Un bug in Mail iOS mette a rischio la sicurezza dell’account iCloud degli utenti e non solo. Lo ha scoperto Jan Soucek, ricercatore di sicurezza il quale sostiene che un malintenzionato potrebbe sfruttare questa falla per creare falsi prompt di login di iCloud, auto-inviandosi poi i dati raccolti tramite email.
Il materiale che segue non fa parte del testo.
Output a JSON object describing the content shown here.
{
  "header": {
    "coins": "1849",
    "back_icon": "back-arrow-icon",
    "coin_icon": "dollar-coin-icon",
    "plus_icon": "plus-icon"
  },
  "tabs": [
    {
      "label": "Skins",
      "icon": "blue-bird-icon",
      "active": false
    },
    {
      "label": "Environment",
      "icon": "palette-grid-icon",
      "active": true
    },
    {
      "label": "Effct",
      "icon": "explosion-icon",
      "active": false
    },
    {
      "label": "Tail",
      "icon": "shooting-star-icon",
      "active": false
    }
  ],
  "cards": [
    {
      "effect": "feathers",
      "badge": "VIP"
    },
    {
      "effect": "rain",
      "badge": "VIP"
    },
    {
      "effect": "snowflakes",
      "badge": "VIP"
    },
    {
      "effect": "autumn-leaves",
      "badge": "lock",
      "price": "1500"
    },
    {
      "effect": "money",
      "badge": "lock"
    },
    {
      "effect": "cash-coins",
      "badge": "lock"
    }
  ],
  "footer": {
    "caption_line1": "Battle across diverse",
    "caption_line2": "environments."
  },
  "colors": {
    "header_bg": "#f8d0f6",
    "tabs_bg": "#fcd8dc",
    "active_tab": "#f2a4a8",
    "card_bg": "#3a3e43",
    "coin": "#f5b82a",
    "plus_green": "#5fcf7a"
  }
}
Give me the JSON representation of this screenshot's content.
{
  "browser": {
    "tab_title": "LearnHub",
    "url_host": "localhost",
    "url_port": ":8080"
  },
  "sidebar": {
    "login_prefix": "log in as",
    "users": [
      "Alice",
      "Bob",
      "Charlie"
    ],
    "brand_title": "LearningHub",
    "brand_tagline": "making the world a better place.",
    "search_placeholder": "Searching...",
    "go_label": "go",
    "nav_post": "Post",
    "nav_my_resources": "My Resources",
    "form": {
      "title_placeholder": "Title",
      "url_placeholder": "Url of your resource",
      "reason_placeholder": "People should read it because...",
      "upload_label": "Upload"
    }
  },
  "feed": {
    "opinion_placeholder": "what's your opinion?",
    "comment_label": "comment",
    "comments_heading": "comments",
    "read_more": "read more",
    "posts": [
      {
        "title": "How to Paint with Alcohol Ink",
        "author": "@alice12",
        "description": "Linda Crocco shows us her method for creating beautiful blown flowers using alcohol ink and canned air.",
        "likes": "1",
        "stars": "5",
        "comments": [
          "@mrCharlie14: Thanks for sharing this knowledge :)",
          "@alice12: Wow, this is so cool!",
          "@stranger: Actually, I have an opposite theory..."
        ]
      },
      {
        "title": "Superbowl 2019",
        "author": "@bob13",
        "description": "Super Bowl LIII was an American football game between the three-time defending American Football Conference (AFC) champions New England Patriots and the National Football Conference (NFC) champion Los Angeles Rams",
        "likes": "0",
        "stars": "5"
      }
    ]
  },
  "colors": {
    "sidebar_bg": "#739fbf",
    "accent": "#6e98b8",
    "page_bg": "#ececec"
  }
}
Il bug – si legge su The Register – è in realtà stato scoperto già dal mese di gennaio. Apple, avvisata tempestivamente del problema, non ha ancora commentato la vicenda e, a quanto risulta, non ha ancora rilasciato una soluzione, visto che attualmente è ancora attivo. Nel video in calce all’articolo è possibile dare uno sguardo al funzionamento di un eventuale attacco.
Un hacker sarebbe in grado di inviare una email, magari rendendola il più simile possibile a quelle inviate solitamente da Apple, mostrando automaticamente un popup con gli spazi vuoti per l’inserimento dei dati di accesso iCloud. Nel caso in cui l’utente decidesse di compilarli, cliccando su OK la password sarebbe automaticamente inviata al malintenzionato. La cosa ancora più grave è che eventualmente un malintenzionato potrebbe tranquillamente personalizzare il popup, chiedendo magari dati di carte di credito e altro ancora (anche se in questo modo risulterebbe più evidente visto che quel tipo di finestra è utilizzata in iOS solo per i dati dell’account iCloud).
Eccetto Apple, Soucek conferma di non aver rivelato a nessun altro il metodo con cui è possibile sfruttare questa falla. Tuttavia, visto che la società di Cupertino in tutti questi mesi non ha ancora provveduto a trovare una soluzione, ha ritenuto giusto condividerne l’esistenza, in modo da allertare tutti gli utenti, una decisione che porta vantaggi e svantaggi: se infatti da un lato molti più utenti sono ora a conoscenza della falla, anche eventuali malintenzionati ora sanno che esiste questa opportunità e potrebbero utilizzarla a proprio vantaggio. Il consiglio sempre valido è quello di non inserire mai dati personali in questo genere di popup a seguito dell’apertura di una mail o di un sito web.